Wie kamst du zur Musik?
Durch den Sound, den man in den Clubs dieser Zeit gehört hatte, bekam ich Lust, eigene Ideen umzusetzen. Damals wusste ich noch nicht, dass Industrial/Noise ein bereits existierendes Genre war. Einstürzende Neubauten und ähnliche Bands hatte ich aber in Kiel schon gehört.

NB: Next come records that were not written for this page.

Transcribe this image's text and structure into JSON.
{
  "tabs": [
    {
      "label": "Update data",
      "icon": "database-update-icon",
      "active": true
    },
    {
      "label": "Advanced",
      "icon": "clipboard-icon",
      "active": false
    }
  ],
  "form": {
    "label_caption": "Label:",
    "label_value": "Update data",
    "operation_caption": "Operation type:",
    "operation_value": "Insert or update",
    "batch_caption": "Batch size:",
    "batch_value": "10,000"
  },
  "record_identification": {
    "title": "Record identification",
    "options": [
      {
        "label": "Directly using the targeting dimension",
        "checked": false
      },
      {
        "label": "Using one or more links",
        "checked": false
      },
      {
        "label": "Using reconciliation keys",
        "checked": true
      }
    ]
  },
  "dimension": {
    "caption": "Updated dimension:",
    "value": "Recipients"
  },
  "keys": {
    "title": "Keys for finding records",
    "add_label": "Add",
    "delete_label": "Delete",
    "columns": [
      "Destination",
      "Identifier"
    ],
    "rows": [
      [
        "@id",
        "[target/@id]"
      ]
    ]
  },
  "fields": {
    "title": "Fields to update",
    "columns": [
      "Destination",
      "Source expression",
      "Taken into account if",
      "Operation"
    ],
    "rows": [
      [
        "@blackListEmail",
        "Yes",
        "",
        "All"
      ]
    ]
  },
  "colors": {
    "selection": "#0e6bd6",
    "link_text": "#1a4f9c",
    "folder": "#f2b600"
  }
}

Auf jeden Fall wollte ich laut sein, die Wände einreißen und die gewohnten musikalischen Hörgewohnheiten verlassen. Im hiesigen Club spielte ich einer Bekannten einen Track von mir vor und sie meinte direkt: »Du musst unbedingt mal meinen Freund kennenlernen. Der macht auch solchen Krach und ihr würdet euch sicher gut verstehen«.
So kam es und Nils und ich planten, zusammen ein paar Split-Tapes zu veröffentlichen. Das war dann auch, Anfang/Mitte der Neunziger, die Geburtsstunde unseres Tape-Labels »Bunkersound-Kollektiv«. Unsere damalige Art, mit Sounds umzugehen, ergänzte sich sehr gut und so sind die neisten Veröffentlichungen zusammen entstanden, wenngleich es eigentlich getrennte Projekte waren.
So richtig los ging es für uns, als Silvio von Membrum Debile Propaganda (einem damals extrem großen Mailorder für Industrial, Noise, Atonales etc.) bei mir anrief und mich fragte, ob wir bei ihm veröffentlichen wollen und ob er unsere Sachen bei sich in der Mailorder listen soll.
Anfangs hab ich das für einen Scherz gehalten und direkt aufgelegt. Silvio hat dann nochmal angerufen mit den Worten »Aber nicht gleich wieder Auflegen bitte«. B:S:K wuchs und wir veröffentlichten unsere Sachen, hatten da auch schon ausreichende Kapazitäten einige, andere Projekte bei uns mit unterzubringen.
Als mehr Live Auftritte anstanden, konnte Nils das zeitlich und privat nicht mehr und wir haben das Label aufgelöst. Seitdem haben wir keine Musik mehr zusammen gemacht. Mitte der 2000er Jahre ist es auch bei mir deutlich ruhiger geworden.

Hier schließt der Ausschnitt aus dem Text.